9–20 Ekim’de gerçekleşen ve bazıları çevrimiçi, bazıları da sinemalarda gösterilecek 39. İstanbul Film Festivali‘nin Ulusal Belgesel Yarışması filmlerinden biri olan Kuyudaki Taş, farklı çalışan beyinlerin aynı sorulara verdiği cevaplardan oluşan bir kolaj. Gökçin Dokumacı yönetmenliğindeki bu belgeselde Tülin Özen, Alican Yücesoy, Hatica Aslan gibi başarılı oyunculardan da canlandırmalar izliyoruz.

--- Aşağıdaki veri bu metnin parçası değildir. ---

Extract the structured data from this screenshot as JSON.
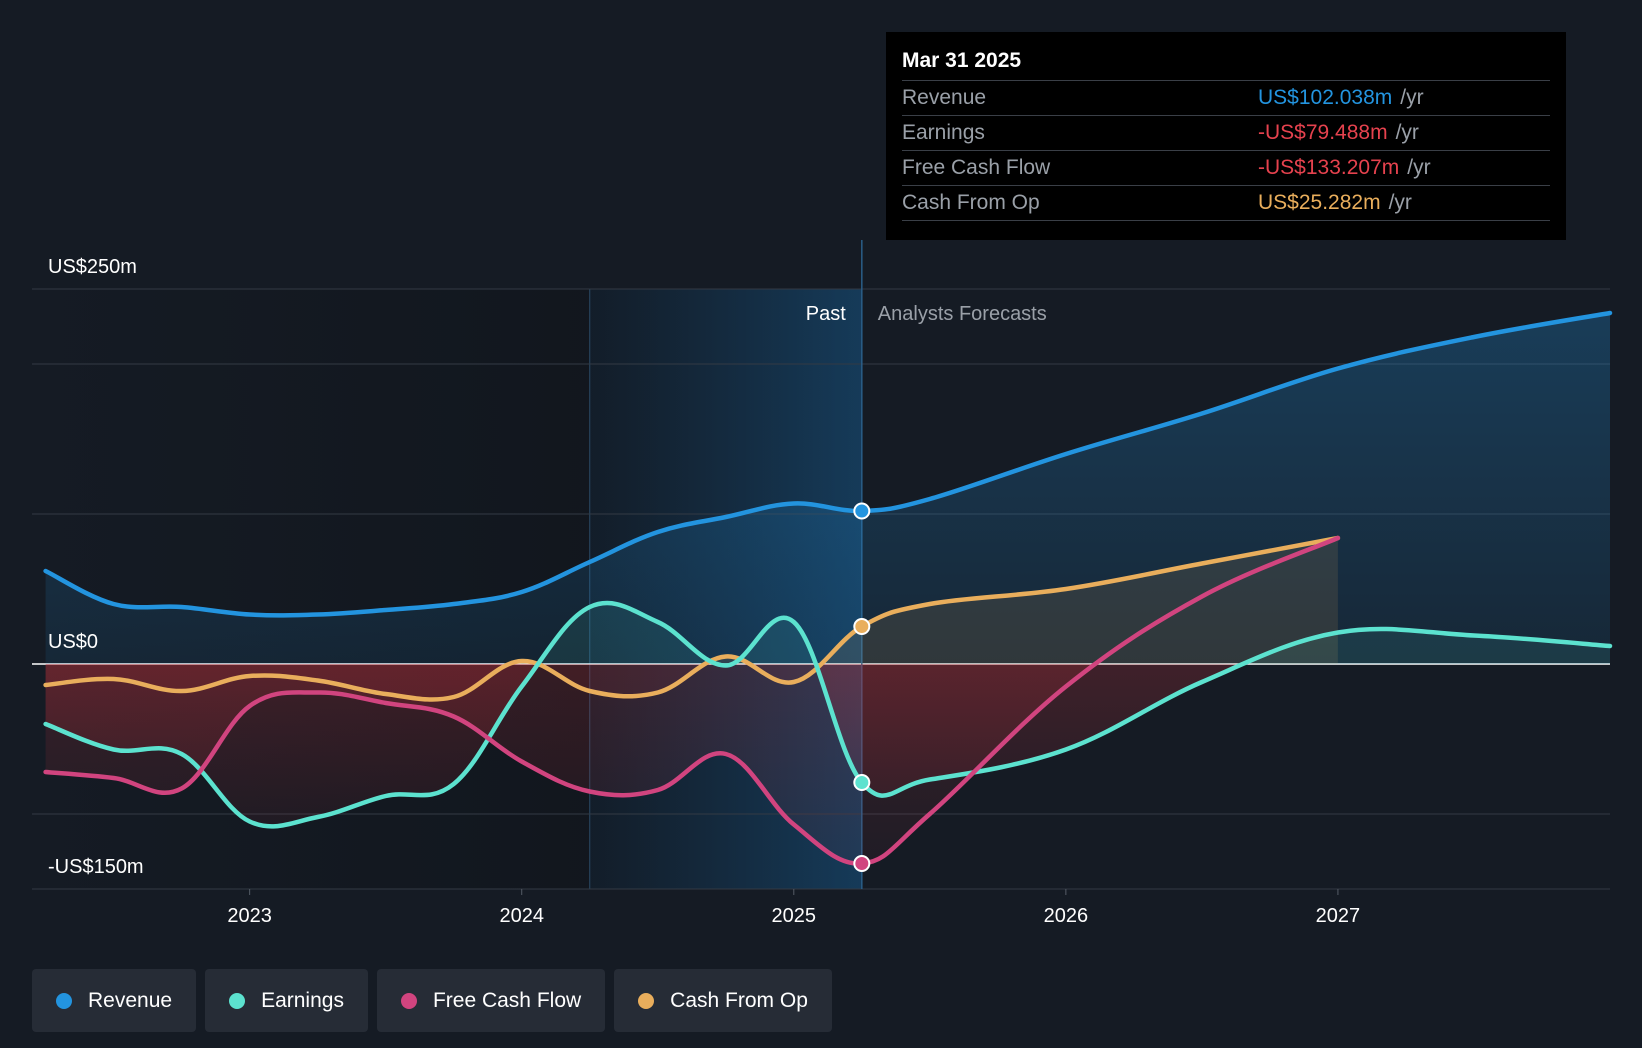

Görüntü yönetmenliği, ses kurgusu ve renklendirme gerçekten çok iyi. ”Bir deli kuyuya taş atmış, kırk akıllı çıkaramamış” atasözünün birebir canlandırmasıyla başlıyor belgesel ve çoğunlukla İstanbul’un çeşitli semtlerinden ”meczup”larla yapılan sohbetlerden bölümler izliyoruz. Filmin net bir mesaj verme kaygısı yok, bu yüzden bunu bekleyerek izleyenleri sıkabilir ama farklı çalışan zihinlere bir saatliğine de olsa konuk olmamıza izin veren özgün bir yapım olmuş. Benzer cevaplardan anlaşılabildiği kadarıyla, rüyalar, insanlığın gidişatı, kendilerini rahatsız eden konular ve din üzerine sorular yöneltilmiş ve her biri kendi dünyasındaki görüşleri tasvir etmeye çalışıyor. Bunun dışında yukarda saydığımız bahsi geçen oyuncular da bazı bölümlerden sonra araya girip, o bölümden bir cümle ile kendi meczuplarını yaratmaya çalışmışlar ama genel olarak bakıldığında hikayeye ve bütüne pek katkısı olmamış.
Aslında belgesel kurgusu, edebiyattaki bilinç akışı (Virginia Woolf, Oğuz Atay vb.) yönteminin görüntüde buluşturulmuş haline de çok benziyor. Sorulan soruları görmediğimiz sadece tahmin edebildiğimiz için, genellikle iç monologlardan oluşan karmaşık, kopuk ve bağlantısız cümleleri dinliyoruz. Hatta takibin yer yer zorlandığı ve anlam bulmanın zorlaştığı bu düşünce akışlarında, zorlasak herkesten, her farklı kesimden birer parça bulmak da mümkün. Bilinç akışına ek olarak birazcık da gerçeküstücülüğü benimseyen, aklın mantıksal işleyişine sorguyla yaklaşan, imgeleri kucaklayan, çağrışımlarla çoğalan ve derinleşen ikinci yeni şiirin vücut bulmuş hali de var.
”Maneviyat hırsı diyelim, maddiyat değil; yoksa saraylarda olurduk”
Toplumun görmek ve duymak istemediklerine kulak misafiri olduğumuz Kuyudaki Taş’ta, taşa ne kadar uzak olduğunuzu, çıkarıp çıkaramayacağınızı ya da taşı sadece seyretmek isteyip istemediğinizi, hatta taşın orada olup olmadığını seçmek yine size kalmış.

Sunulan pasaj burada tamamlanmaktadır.